Daniel Boone and the Wilderness Road
This occurred in the same time frame as the Revolutionary War on our time line.
A person could read Daniel Boone and Wilderness Road in The Complete book of United States History, these stories about Daniel Boone online, or another book. I used the online story but I did a copy paste so I could edit certain points especially in the wording about Native Americans. I also used a couple of library books though neither were terrific.
A link showing what he looked like.
Daniel Boone/History Bill Video (ok I suppose but I decided against using it for various reasons).
We used this map of the Wilderness Road.
Using our regular US map as a guide we made land masses type relief map using salt dough to show location of the Appalachian Mountains, Rocky Mountains, and the major rivers in the United States. As we study westward expansion it is my intention to mark the main pioneer movements on our map.

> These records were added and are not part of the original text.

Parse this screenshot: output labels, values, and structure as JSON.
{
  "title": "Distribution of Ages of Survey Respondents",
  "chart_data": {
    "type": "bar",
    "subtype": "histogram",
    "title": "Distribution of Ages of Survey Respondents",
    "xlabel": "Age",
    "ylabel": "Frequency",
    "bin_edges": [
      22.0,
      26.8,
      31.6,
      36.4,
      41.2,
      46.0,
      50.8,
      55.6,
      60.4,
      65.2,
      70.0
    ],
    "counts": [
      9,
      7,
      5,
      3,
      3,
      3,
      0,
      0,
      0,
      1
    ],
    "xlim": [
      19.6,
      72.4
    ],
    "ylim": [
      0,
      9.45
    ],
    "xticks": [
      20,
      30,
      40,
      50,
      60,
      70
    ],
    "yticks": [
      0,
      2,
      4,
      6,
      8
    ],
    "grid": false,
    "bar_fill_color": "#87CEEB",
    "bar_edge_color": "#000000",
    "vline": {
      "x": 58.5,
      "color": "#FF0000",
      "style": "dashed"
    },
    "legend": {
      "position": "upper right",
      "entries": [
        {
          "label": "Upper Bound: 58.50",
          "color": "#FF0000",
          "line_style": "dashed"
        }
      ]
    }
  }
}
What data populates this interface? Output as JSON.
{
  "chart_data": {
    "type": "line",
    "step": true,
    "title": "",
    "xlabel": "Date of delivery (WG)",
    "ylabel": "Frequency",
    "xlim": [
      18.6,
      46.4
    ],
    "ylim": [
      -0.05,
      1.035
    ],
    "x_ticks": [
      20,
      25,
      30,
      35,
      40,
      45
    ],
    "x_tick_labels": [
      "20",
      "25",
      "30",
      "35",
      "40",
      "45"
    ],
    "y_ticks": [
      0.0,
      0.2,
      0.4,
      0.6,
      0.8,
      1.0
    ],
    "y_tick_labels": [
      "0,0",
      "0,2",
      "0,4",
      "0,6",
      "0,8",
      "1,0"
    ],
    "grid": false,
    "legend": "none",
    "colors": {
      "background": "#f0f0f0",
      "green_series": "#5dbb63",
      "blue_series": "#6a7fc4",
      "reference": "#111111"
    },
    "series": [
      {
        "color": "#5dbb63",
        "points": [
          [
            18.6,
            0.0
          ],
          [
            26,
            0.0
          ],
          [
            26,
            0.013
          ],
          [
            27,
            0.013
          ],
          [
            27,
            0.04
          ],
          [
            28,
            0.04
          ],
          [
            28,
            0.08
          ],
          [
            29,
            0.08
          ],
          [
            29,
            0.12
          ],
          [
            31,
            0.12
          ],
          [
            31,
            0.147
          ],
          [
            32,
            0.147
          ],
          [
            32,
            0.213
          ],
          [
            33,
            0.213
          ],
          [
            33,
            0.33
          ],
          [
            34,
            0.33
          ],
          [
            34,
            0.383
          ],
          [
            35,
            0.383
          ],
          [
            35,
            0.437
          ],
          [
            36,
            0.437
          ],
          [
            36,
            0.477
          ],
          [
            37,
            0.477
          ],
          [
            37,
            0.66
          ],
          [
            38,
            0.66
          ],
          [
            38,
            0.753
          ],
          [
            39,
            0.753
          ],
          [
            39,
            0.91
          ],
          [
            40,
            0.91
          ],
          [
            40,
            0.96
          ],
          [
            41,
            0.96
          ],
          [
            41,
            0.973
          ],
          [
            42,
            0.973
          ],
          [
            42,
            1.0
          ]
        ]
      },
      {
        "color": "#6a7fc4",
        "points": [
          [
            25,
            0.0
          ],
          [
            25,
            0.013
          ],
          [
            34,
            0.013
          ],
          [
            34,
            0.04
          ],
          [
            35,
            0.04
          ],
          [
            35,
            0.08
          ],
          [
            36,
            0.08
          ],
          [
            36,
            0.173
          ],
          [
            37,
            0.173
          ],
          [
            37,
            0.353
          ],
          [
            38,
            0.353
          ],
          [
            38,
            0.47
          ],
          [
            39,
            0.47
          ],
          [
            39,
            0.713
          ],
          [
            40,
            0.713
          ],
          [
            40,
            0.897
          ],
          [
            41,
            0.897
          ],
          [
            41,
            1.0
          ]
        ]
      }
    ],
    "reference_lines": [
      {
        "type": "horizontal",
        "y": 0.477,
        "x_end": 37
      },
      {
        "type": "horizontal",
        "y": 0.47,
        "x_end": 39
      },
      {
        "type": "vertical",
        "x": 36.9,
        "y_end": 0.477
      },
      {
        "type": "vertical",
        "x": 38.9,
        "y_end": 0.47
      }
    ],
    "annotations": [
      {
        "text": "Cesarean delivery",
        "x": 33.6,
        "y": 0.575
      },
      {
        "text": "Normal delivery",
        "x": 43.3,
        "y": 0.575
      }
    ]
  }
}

For my salt dough I used 1 cup salt, 1 cup flour, ½ cup water and it was enough for printer paper sized maps for two kids.
Pioneers on the Wilderness Road
I used Pioneers and Patriots which has a three chapter story titled Pioneers Going West about the Wilderness Road. My library had no books on Wilderness Road. I had no luck finding a library book for this topic.
Chapter 1—Possible Activity—A loom type activity (I used a very simplified/small version of this) or do an activity using plant dyes. The idea I hoped to reinforce was the preparation and supplies needed to travel in that time.
Chapter 2—Possible Activity—make moccasins. The many instructions (and videos) available all seem to follow the same idea from this site. Again, this can be used to talk about preparation or how the journey was dangerous and hard on clothing/shoes, animals, and people. We actually just read the chapter and my son wanted to act out the journey.
Chapter 3—Possible Activity—paint the the salt dough map and mark the trail. You could make a log cabin type thing to go along with this chapter to emphasize life upon arrival perhaps.
I’ve got plans for Ohio River Pioneers (including Johnny Appleseed), Plains Pioneers, Sante Fe Trail, Oregon Trail, Gold Rush, Pony Express, Alamo, etc. coming later. However, I scheduled the Louisiana Purchase and Lewis and Clark next in our history chronology as I believe it follows this (and the Revolution) by date.